고분자 복합체에서 내부 공간 전하장 형성이 광굴절 현상에 미치는 영향에 관한 연구

Abstract

Space charge field formation (Esc) is the crucial process for photorefractivity, since both the index contrast and the response time of photorefractive (PR) grating are closely related with the strength of Esc. The PR effect refers to spatial modulation of refractive index via space charge field formation and electro-optic (EO) nonlinearity, which are strongly influenced by the components of polymeric composites such as sensitizer, photoconducting polymer, and non-linear optic (NLO) chromophore. In particular, the spatially varying charge distribution responsible for Esc formation depends on photoconductivity, including the dynamics of charge generation, transport, trapping, and detrapping in the materials.

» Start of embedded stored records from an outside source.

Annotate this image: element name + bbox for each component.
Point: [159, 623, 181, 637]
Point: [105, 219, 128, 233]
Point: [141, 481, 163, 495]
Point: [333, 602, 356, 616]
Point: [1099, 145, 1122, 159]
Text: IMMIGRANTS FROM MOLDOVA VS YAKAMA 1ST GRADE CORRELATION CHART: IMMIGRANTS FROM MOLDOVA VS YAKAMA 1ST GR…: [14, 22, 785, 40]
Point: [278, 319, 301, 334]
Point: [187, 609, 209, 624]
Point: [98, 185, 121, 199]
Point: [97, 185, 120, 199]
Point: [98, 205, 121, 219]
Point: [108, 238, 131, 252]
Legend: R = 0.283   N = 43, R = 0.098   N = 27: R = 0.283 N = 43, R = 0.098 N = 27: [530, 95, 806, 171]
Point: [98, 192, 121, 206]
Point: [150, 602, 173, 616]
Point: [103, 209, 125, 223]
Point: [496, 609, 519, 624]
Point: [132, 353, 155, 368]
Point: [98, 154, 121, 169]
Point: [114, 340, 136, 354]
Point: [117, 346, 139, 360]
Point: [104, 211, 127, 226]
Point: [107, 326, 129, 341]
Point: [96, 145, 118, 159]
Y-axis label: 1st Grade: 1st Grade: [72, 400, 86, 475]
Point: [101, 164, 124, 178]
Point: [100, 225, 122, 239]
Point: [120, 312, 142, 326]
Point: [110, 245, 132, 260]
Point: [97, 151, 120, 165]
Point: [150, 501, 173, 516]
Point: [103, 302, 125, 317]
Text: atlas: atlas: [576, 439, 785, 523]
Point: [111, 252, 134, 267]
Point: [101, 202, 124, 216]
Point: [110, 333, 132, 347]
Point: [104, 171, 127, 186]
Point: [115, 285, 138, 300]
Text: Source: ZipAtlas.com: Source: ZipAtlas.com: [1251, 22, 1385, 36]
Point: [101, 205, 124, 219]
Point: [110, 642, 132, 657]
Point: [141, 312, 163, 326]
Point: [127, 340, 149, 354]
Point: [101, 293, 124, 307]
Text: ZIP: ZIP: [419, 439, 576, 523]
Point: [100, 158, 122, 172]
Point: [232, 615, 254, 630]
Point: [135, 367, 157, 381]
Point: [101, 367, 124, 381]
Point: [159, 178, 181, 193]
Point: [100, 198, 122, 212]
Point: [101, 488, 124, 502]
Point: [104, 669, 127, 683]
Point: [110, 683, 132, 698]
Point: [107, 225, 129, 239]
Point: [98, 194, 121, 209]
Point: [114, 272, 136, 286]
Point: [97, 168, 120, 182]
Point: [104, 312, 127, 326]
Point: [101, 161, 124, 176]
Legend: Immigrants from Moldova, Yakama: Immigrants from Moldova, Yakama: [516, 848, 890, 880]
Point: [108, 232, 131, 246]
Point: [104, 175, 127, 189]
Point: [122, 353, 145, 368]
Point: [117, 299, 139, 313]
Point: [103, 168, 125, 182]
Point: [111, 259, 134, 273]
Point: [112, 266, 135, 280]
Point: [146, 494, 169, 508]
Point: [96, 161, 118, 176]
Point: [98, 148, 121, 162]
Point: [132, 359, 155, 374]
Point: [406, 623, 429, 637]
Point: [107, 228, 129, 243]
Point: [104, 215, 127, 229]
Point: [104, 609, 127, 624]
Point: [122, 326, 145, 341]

Therefore, in this thesis, we investigate the influence of key parameters for PR performance on the space charge field formation and discuss the effect of space charge field on the dynamic and steady-state photorefractivity in polymeric composite.

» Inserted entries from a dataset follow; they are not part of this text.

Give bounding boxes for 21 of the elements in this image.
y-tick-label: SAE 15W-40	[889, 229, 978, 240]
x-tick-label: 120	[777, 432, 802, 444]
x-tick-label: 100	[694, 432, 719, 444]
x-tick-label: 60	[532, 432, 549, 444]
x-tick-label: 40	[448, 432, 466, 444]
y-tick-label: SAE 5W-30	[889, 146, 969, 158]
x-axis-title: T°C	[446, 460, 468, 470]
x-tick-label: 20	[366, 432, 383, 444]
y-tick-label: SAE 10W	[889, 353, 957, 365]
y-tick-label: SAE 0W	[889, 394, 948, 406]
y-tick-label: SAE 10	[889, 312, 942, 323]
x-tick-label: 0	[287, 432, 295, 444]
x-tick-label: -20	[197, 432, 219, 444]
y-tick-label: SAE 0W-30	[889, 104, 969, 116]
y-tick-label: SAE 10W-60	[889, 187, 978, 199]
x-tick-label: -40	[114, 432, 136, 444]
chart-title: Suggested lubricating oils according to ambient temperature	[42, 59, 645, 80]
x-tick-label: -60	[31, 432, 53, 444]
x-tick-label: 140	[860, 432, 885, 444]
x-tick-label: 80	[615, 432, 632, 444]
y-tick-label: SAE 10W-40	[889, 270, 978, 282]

In Part I, we reported the influence of sensitizers and photoconducting polymers on the photorefractivity and synthesized a new photoconducting polymers containing covalently attached Ru complex as a photosensitizer. The strength of space charge field was strongly dependent of the photo-charge generation efficiency of the charge transfer complex formed between sensitizer and photoconducting polymer. The refractive index modulation was enhanced as the space charge field increased and the PR grating buildup rate sped up with increasing the photoconductivity. New photoconducting polymers showed the high photoconductive properties through the presence of their lowest MLCT energy.

In Part II, we reported the effect of chromophore content on the space charge formation. The chromophore is expected to act as a trap for hole transport in the matrix when the chromophore has lower ionization potential as compared with the hole transporting material. The charge transport dynamics influenced by the presence of the trap molecules control the formation of Esc via charge trapping, detrapping, and recombination. All experimental data are in excellent agreement with the predictions calculated from our modified Schildkraut differential equation.

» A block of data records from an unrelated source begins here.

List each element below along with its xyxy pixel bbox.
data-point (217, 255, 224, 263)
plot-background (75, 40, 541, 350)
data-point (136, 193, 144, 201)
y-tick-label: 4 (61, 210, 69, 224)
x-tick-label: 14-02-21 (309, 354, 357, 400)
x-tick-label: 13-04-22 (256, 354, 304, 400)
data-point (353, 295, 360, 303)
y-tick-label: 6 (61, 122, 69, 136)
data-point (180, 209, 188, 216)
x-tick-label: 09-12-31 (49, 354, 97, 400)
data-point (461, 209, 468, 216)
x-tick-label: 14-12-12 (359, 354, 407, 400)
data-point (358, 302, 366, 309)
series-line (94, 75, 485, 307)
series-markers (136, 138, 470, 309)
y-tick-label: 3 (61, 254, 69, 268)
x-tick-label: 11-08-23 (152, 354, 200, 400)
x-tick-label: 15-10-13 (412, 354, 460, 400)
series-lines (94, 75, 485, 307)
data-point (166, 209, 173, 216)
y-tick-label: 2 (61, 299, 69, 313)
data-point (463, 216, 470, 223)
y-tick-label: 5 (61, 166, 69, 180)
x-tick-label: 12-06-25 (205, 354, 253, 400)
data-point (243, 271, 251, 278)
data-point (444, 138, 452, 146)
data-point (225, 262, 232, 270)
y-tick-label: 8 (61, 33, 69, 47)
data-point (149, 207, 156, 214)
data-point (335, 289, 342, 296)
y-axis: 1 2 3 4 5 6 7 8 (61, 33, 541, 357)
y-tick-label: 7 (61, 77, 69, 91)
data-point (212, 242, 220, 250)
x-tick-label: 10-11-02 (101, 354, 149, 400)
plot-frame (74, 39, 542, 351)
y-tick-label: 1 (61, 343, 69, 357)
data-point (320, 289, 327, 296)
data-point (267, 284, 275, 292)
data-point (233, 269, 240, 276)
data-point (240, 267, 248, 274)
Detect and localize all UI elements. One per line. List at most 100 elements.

In Part III, we reported the temperature dependence of the grating formation. For polymeric PR materials, the temperature is one of the most important factors together with the external electric field, because it is closely related on charge generation, transport, EO effect, and so on. Above glass transition temperature, the space charge field decreased linearly with increasing temperature due to a decrease in the photo-charge generation efficiency and an increase in the hole detrapping by the dark conductivity. A decrease in diffraction efficiency was explained with the decrement of the strength of space charge field and birefringence.